November 15, 2006 @ 4:05 pm

Ms. Scarbary-
Like you, I love computers and the Internet. Also, I love to read. A few years ago, I thought that all of these passions would come together with the concept of electric books. I went online and soon I was downloading huge digital libraries and recommending websites like Project Gutenberg. After only a few months, I had acquired more e-texts than printed books. The next step was to purchase some kind of device to display the books I was downloading. This is where the dream began to fade. I read reviews and considered the options.
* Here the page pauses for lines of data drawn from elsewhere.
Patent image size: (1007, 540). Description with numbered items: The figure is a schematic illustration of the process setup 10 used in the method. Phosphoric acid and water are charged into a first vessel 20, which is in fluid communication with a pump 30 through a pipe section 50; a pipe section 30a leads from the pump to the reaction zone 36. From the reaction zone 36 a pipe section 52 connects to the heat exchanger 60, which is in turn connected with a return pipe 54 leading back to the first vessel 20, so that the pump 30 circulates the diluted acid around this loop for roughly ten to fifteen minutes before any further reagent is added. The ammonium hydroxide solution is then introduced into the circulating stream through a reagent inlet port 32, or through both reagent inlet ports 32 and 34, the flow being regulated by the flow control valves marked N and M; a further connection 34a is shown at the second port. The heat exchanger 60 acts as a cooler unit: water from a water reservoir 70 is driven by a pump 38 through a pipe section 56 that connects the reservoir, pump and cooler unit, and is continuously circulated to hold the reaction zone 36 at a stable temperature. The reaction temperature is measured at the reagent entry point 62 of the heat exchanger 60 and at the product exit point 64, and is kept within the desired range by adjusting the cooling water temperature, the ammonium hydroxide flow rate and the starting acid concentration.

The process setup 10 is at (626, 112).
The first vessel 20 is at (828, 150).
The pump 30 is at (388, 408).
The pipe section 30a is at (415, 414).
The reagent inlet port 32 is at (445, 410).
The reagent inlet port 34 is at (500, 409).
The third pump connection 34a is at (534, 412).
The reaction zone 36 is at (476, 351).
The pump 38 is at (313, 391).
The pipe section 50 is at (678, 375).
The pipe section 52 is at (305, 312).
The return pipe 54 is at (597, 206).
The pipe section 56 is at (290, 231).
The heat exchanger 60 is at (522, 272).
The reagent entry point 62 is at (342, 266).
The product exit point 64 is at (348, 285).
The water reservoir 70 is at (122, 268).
Unfortunately, none of the devices I purchased lived up to expectations and I soon resigned myself to reading e-texts on the computer. This soon proved equally unmanageable. For a variety of reasons, reading a book on a computer screen causes great stress on the eyes. If you try it, you’ll find yourself wearing out quickly. In a last act of desperation, I starting printing out my e-texts and reading them like an ordinary book – this of course is ridiculous. The moral of the story is that until a new method of displaying electronic text is developed, digital texts remain limited. I still have the dream but the technology hasn’t arrived.

59

   Radhika Nataraj

November 29, 2006 @ 5:38 pm

I am obsessed with the internet and am always on my computer (if I could browse the internet and drive without being dangerous, I would). However, I don’t think I would be able to read long texts online. First of all, it’s hard to underline and dog-ear. Second, when I read, unless I’m holding the book and I’m curled up on my sofa or my bed, it’s not a personal/emotional experience for me anymore. The books I own are very precious to me — I rarely even let others borrow them. Reading online not only hurts my eyes, but makes the act of reading somewhat impersonal (or at least it does for me).